Admittedly, in my experience the C-PTSD distinction is not something I'm ever really documenting but rather using as a way conceptualizing for myself and guiding treatment. However, if it was in the DSM, I'd probably use it as a way indicating increased severity of PTSD in the same way the DSM5 encourages the use of spectrum consideration with other diagnoses.

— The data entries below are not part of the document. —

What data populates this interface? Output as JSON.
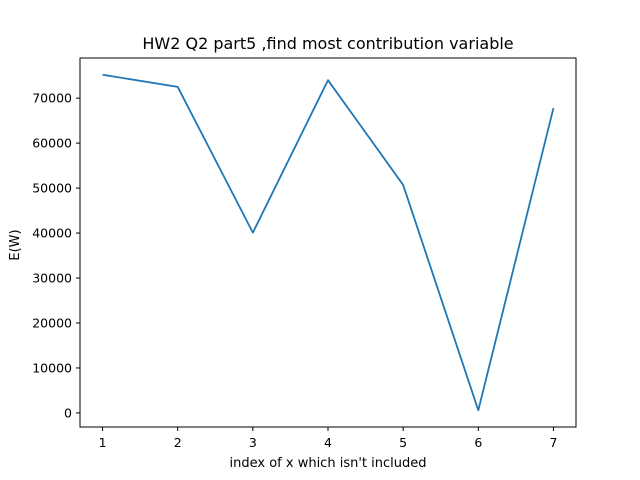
{
  "chart_data": {
    "type": "line",
    "title": "HW2 Q2 part5 ,find most contribution variable",
    "xlabel": "index of x which isn't included",
    "ylabel": "E(W)",
    "x": [
      1,
      2,
      3,
      4,
      5,
      6,
      7
    ],
    "series": [
      {
        "values": [
          75200,
          72500,
          40100,
          74000,
          50700,
          600,
          67800
        ],
        "color": "#1f77b4"
      }
    ],
    "xticks": [
      1,
      2,
      3,
      4,
      5,
      6,
      7
    ],
    "yticks": [
      0,
      10000,
      20000,
      30000,
      40000,
      50000,
      60000,
      70000
    ],
    "xlim": [
      0.7,
      7.3
    ],
    "ylim": [
      -3130,
      78930
    ],
    "grid": false,
    "legend": false
  }
}
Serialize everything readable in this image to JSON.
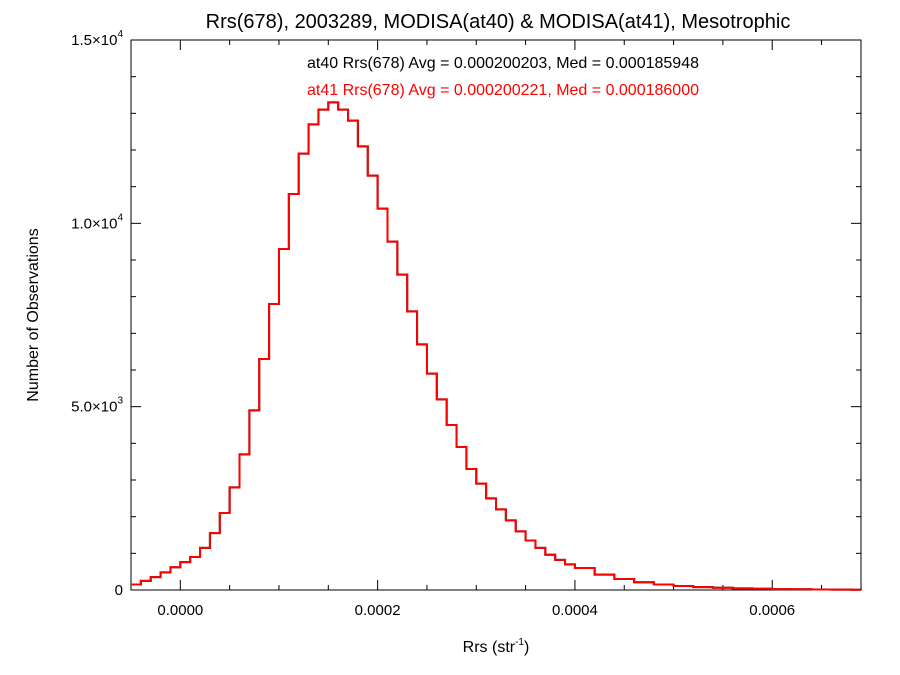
{
  "chart_data": {
    "type": "line",
    "style": "step-histogram",
    "title": "Rrs(678), 2003289, MODISA(at40) & MODISA(at41), Mesotrophic",
    "xlabel": "Rrs (str",
    "xlabel_superscript": "-1",
    "xlabel_suffix": ")",
    "ylabel": "Number of Observations",
    "xlim": [
      -5e-05,
      0.00069
    ],
    "ylim": [
      0,
      15000
    ],
    "grid": false,
    "x_ticks": [
      {
        "value": 0.0,
        "label": "0.0000"
      },
      {
        "value": 0.0002,
        "label": "0.0002"
      },
      {
        "value": 0.0004,
        "label": "0.0004"
      },
      {
        "value": 0.0006,
        "label": "0.0006"
      }
    ],
    "y_ticks": [
      {
        "value": 0,
        "mant": "0",
        "exp": ""
      },
      {
        "value": 5000,
        "mant": "5.0×10",
        "exp": "3"
      },
      {
        "value": 10000,
        "mant": "1.0×10",
        "exp": "4"
      },
      {
        "value": 15000,
        "mant": "1.5×10",
        "exp": "4"
      }
    ],
    "annotations": [
      {
        "text": "at40 Rrs(678) Avg = 0.000200203, Med = 0.000185948",
        "color": "#000000"
      },
      {
        "text": "at41 Rrs(678) Avg = 0.000200221, Med = 0.000186000",
        "color": "#ff0000"
      }
    ],
    "x": [
      -5e-05,
      -4e-05,
      -3e-05,
      -2e-05,
      -1e-05,
      0.0,
      1e-05,
      2e-05,
      3e-05,
      4e-05,
      5e-05,
      6e-05,
      7e-05,
      8e-05,
      9e-05,
      0.0001,
      0.00011,
      0.00012,
      0.00013,
      0.00014,
      0.00015,
      0.00016,
      0.00017,
      0.00018,
      0.00019,
      0.0002,
      0.00021,
      0.00022,
      0.00023,
      0.00024,
      0.00025,
      0.00026,
      0.00027,
      0.00028,
      0.00029,
      0.0003,
      0.00031,
      0.00032,
      0.00033,
      0.00034,
      0.00035,
      0.00036,
      0.00037,
      0.00038,
      0.00039,
      0.0004,
      0.00042,
      0.00044,
      0.00046,
      0.00048,
      0.0005,
      0.00052,
      0.00054,
      0.00056,
      0.00058,
      0.0006,
      0.00062,
      0.00064,
      0.00066,
      0.00068,
      0.00069
    ],
    "series": [
      {
        "name": "at40",
        "color": "#000000",
        "values": [
          150,
          250,
          350,
          480,
          620,
          760,
          900,
          1150,
          1550,
          2100,
          2800,
          3700,
          4900,
          6300,
          7800,
          9300,
          10800,
          11900,
          12700,
          13100,
          13300,
          13100,
          12800,
          12100,
          11300,
          10400,
          9500,
          8600,
          7600,
          6700,
          5900,
          5200,
          4500,
          3900,
          3300,
          2900,
          2500,
          2200,
          1900,
          1600,
          1350,
          1150,
          960,
          820,
          700,
          600,
          420,
          300,
          210,
          150,
          110,
          80,
          60,
          45,
          35,
          25,
          20,
          15,
          10,
          6,
          5
        ]
      },
      {
        "name": "at41",
        "color": "#ff0000",
        "values": [
          150,
          250,
          350,
          480,
          620,
          760,
          900,
          1150,
          1550,
          2100,
          2800,
          3700,
          4900,
          6300,
          7800,
          9300,
          10800,
          11900,
          12700,
          13100,
          13300,
          13100,
          12800,
          12100,
          11300,
          10400,
          9500,
          8600,
          7600,
          6700,
          5900,
          5200,
          4500,
          3900,
          3300,
          2900,
          2500,
          2200,
          1900,
          1600,
          1350,
          1150,
          960,
          820,
          700,
          600,
          420,
          300,
          210,
          150,
          110,
          80,
          60,
          45,
          35,
          25,
          20,
          15,
          10,
          6,
          5
        ]
      }
    ]
  }
}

Why not just say Severe PTSD and describe some of the predominant features that the person has? I still fail to see how this changes the workup and treatment rec formulation one would take with any patient presenting with PTSD.
 
I wonder if psych testing can differentiate between PTSD and “complex PTSD”? The few cases i’ve seen all have had funky 2RFs....and not surprisingly messy psych histories. I don’t typically see a lot of severe pathology (typical base rates), so i’d be curious to hear from ppl who regularly see PTSD cases.
 
I wonder if psych testing can differentiate between PTSD and “complex PTSD”? The few cases i’ve seen all have had funky 2RFs....and not surprisingly messy psych histories. I don’t typically see a lot of severe pathology (typical base rates), so i’d be curious to hear from ppl who regularly see PTSD cases.

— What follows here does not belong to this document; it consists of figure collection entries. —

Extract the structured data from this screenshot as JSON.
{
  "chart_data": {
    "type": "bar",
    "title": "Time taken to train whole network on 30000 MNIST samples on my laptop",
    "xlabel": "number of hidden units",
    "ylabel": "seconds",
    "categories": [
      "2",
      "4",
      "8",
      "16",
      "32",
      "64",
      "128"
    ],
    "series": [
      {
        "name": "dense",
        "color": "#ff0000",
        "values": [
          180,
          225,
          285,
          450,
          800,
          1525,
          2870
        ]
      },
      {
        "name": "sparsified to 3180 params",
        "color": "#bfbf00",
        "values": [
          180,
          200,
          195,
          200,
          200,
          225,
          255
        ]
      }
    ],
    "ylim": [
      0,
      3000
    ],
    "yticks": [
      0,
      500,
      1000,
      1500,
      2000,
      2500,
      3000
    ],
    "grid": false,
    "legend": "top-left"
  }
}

At least in the VA, whenever I saw "Complex PTSD" attached to someone I evaluated, the PVT/SVT failure rates shot up considerably. I pretty much lumped that one into the fibro, lyme, multiple chemical sensitivity in it's use in predicting validity failure.
 
That's always confused me as well since PTSD is probably better thought of as a spectrum anyway rather than a bunch of distinct clusters.

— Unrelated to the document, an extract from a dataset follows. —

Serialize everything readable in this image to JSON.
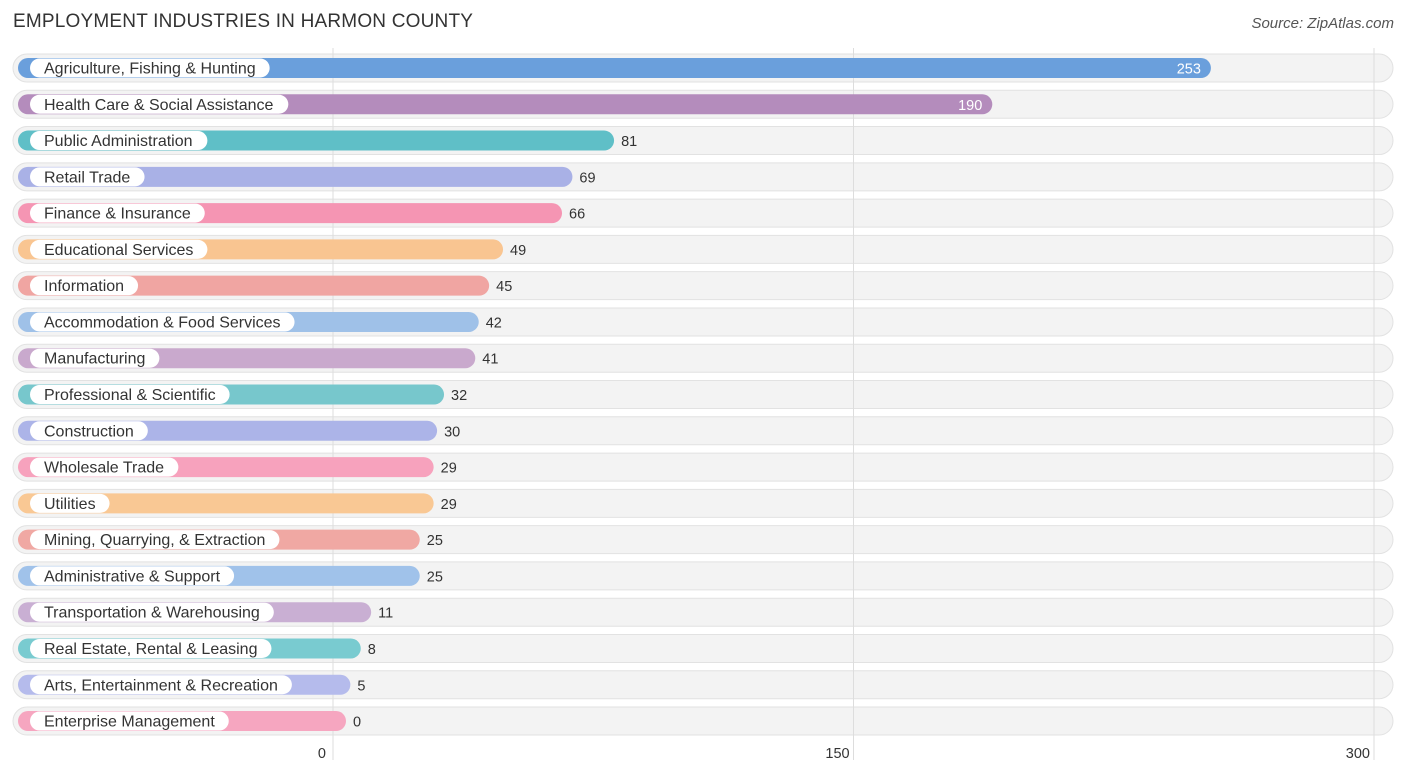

Exactly. An there is an oft-underappreciated heterogeneity among all cases which may come with a diagnostic label of PTSD. Consider simply the combinatorial possibilities of a polythetic disorder with 20 possible symptoms, at least 1 from Cluster B, 1 from Cluster C, 2 from Cluster D, and 2 from Cluster E (minimum). Someone published an article where they did the combinatory calculations and determined that there are something like 14,000+ different combinations of symptoms that could present as PTSD. And that's just symptom presentation of the PTSD. What about co-morbidity? What about primarily internalizing vs. externalizing psychopathology? What about the nature of and total number of index traumas (think single automobile crash vs. years of rape and physical abuse and torture). What about presence of suicidality/ self-harm behavior as a prioritized clinical target? Each case is the same in ways, yet different in others. Some of these distictly relevant clinical features (severe suicidality, substance abuse, personality pathology, lack of treatment engagement) get screened out in RCT's before patients even make it into the study, some don't). PTSD (even if accurately diagnosed, which, often it isn') is quite a heterogenous category. Of course, it doesn't mean that we can't come up with general rules for therapy (e.g., avoidance is bad, exposure generally works if applied with technical competence and safety behavior is dismantled and habituation occurs)--but this doesn't necessarily mean that we have it all figured out at the level of, 'presence of disorder X = need to plug patient into scripted (session-by-session) protocol Y to treat to remission in Z weeks [end of line].' Let me hasten to add that my goal with all PTSD pts is to get them into a protocol (if possible) but for those who can't or won't, good science-based psychotherapy practice is both desirable and possible.
 
At least in the VA, whenever I saw "Complex PTSD" attached to someone I evaluated, the PVT/SVT failure rates shot up considerably. I pretty much lumped that one into the fibro, lyme, multiple chemical sensitivity in it's use in predicting validity failure.
Same.

I have a “complex PTSD” + mTBI case coming up for assessment, so it’ll be interesting to see how they do. I also have a moderate TBI + (suspected) PTSD case coming up. I have a guess at what their cog and psych profiles will be...but i’ll let it play out and see what the data say.